Generally, any app that supports the use of custom scorefunctions through the command line should be able to use MHCEpitopeEnergy. To do so, users should set the -mhc_epitope_setup_file to point to the configuration file you want to use, and also turn on the mhc_epitope scoreterm using -score:set_weights mhc_epitope 0.75 (if you wanted a weight of 0.75). Consult the documentation for the specific app to see if customized scorefunctions are supported.

## Integration with PyRosetta

MHCEpitopeEnergy should be broadly supported using PyRosetta. Like with C++ apps, a global config file can be set by passing the -mhc_epitope_setup_file to init() when you start Pyrosetta, and then set the weight in your scorefunction:

pyrosetta.init("-mhc_epitope_setup_file my_config_file.mhc")  # Will apply to all sfxns with non-zero mhc_epitope weights
default_scorefxn = pyrosetta.get_fa_scorefxn()
custom_scorefxn = pyrosetta.get_fa_scorefxn()
custom_scorefxn.set_weight(pyrosetta.rosetta.core.scoring.score_type_from_name("mhc_epitope", 0.5))  # Will apply to custom_scorefxn, but not default_scorefxn.

Alternatively, you can associate different config files with different scorefxns using EnergyMethodOptions configuration:

pyrosetta.init()
options = pyrosetta.rosetta.core.scoring.methods.EnergyMethodOptions()
config = pyrosetta.rosetta.utility.vector1_string()
config.append("my_config_file.mhc")
options.set_mhc_epitope_setup_files(config)

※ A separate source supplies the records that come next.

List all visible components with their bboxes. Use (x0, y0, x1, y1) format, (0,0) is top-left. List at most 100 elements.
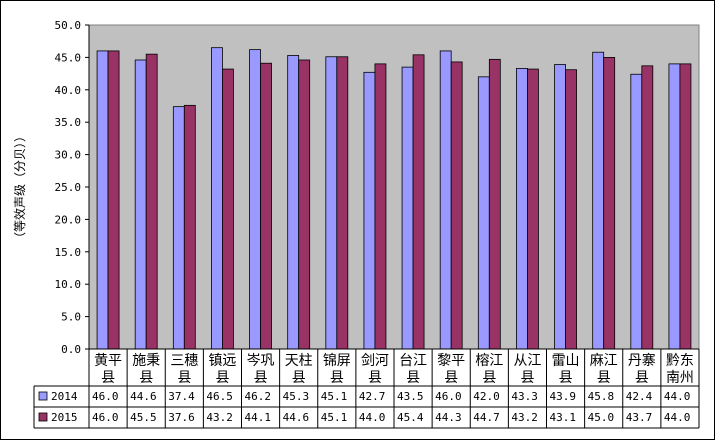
y-tick-label: 45.0 (55, 51, 82, 64)
data-label: 45.3 (283, 390, 310, 403)
category-label: 县 (635, 370, 649, 386)
bar-2015 (145, 53, 158, 350)
data-label: 44.6 (130, 390, 157, 403)
y-axis-title: （等效声级（分贝）） (12, 130, 27, 244)
bar-2014 (401, 66, 414, 350)
y-tick-label: 25.0 (55, 181, 82, 194)
data-label: 45.1 (321, 411, 348, 424)
category-label: 天柱 (285, 353, 313, 369)
bar-2015 (603, 57, 616, 350)
category-label: 县 (292, 370, 306, 386)
category-label: 剑河 (361, 353, 389, 369)
data-label: 45.5 (130, 411, 157, 424)
data-label: 46.0 (92, 411, 119, 424)
bar-2015 (488, 58, 501, 350)
data-label: 43.9 (550, 390, 577, 403)
bar-2014 (249, 49, 261, 350)
category-label: 黔东 (666, 353, 694, 369)
data-label: 46.0 (435, 390, 462, 403)
data-label: 46.5 (206, 390, 233, 403)
data-label: 43.1 (550, 411, 577, 424)
data-label: 45.8 (588, 390, 615, 403)
bar-2014 (172, 106, 185, 350)
legend-label: 2014 (51, 390, 78, 403)
bar-2015 (298, 59, 311, 350)
data-label: 43.2 (511, 411, 538, 424)
legend-swatch-2015 (38, 412, 48, 422)
category-label: 县 (101, 370, 115, 386)
legend-swatch-2014 (38, 391, 48, 401)
data-label: 37.4 (168, 390, 195, 403)
bar-2015 (641, 65, 654, 350)
category-label: 岑巩 (247, 353, 275, 369)
category-label: 雷山 (552, 353, 580, 369)
category-label: 黄平 (94, 352, 122, 369)
category-label: 县 (330, 370, 344, 386)
bar-2014 (325, 56, 338, 350)
data-label: 44.1 (245, 411, 272, 424)
category-label: 锦屏 (323, 352, 351, 369)
data-label: 44.0 (664, 411, 691, 424)
category-label: 镇远 (208, 353, 236, 369)
category-label: 榕江 (475, 353, 503, 369)
y-tick-label: 10.0 (55, 278, 82, 291)
data-label: 44.0 (359, 411, 386, 424)
data-label: 42.4 (626, 390, 653, 403)
category-label: 县 (254, 370, 268, 386)
category-label: 丹寨 (628, 352, 656, 369)
bar-2014 (554, 64, 566, 350)
category-label: 县 (215, 370, 229, 386)
y-tick-label: 35.0 (55, 116, 82, 129)
y-tick-label: 0.0 (61, 343, 81, 356)
category-label: 三穗 (170, 353, 198, 369)
bar-2015 (260, 62, 272, 350)
bar-2015 (374, 63, 387, 350)
category-label: 县 (520, 370, 534, 386)
category-label: 台江 (399, 353, 427, 369)
bar-2014 (439, 50, 452, 350)
bar-2014 (363, 71, 376, 350)
bar-2015 (565, 69, 577, 350)
bar-2015 (107, 50, 120, 350)
y-tick-label: 30.0 (55, 149, 82, 162)
data-label: 37.6 (168, 411, 195, 424)
bar-2014 (96, 50, 109, 350)
bar-2014 (477, 76, 490, 350)
bar-2014 (287, 55, 300, 350)
category-label: 从江 (513, 353, 541, 369)
legend-label: 2015 (51, 411, 78, 424)
category-label: 黎平 (437, 353, 465, 369)
data-label: 45.0 (588, 411, 615, 424)
category-label: 县 (139, 370, 153, 386)
data-label: 45.1 (321, 390, 348, 403)
bar-2014 (516, 68, 528, 350)
data-label: 45.4 (397, 411, 424, 424)
category-label: 县 (406, 370, 420, 386)
bar-2014 (211, 47, 223, 350)
category-label: 县 (559, 370, 573, 386)
data-label: 44.7 (473, 411, 500, 424)
data-label: 46.2 (245, 390, 272, 403)
data-label: 42.0 (473, 390, 500, 403)
data-label: 44.3 (435, 411, 462, 424)
category-label: 县 (597, 370, 611, 386)
y-tick-label: 50.0 (55, 19, 82, 32)
bar-2015 (527, 68, 539, 350)
category-label: 县 (368, 370, 382, 386)
category-label: 县 (444, 370, 458, 386)
data-label: 43.3 (511, 390, 538, 403)
data-label: 42.7 (359, 390, 386, 403)
category-label: 县 (482, 370, 496, 386)
bar-2014 (668, 63, 681, 350)
bar-2014 (134, 59, 147, 350)
data-label: 44.6 (283, 411, 310, 424)
bar-2015 (336, 56, 349, 350)
bar-2014 (592, 51, 605, 350)
bar-2015 (412, 54, 425, 350)
bar-2015 (679, 63, 692, 350)
bar-2015 (183, 104, 196, 350)
bar-2015 (450, 61, 463, 350)
y-tick-label: 5.0 (61, 311, 81, 324)
y-tick-label: 20.0 (55, 213, 82, 226)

custom_scorefxn = pyrosetta.get_fa_scorefxn()
custom_scorefxn.set_energy_method_options(options)  # Associate the custom options with custom_scorefxn only
custom_scorefxn.set_weight(pyrosetta.rosetta.core.scoring.score_type_from_name("mhc_epitope"), 0.5)  # Will apply to custom_scorefxn, but not default_scorefxn.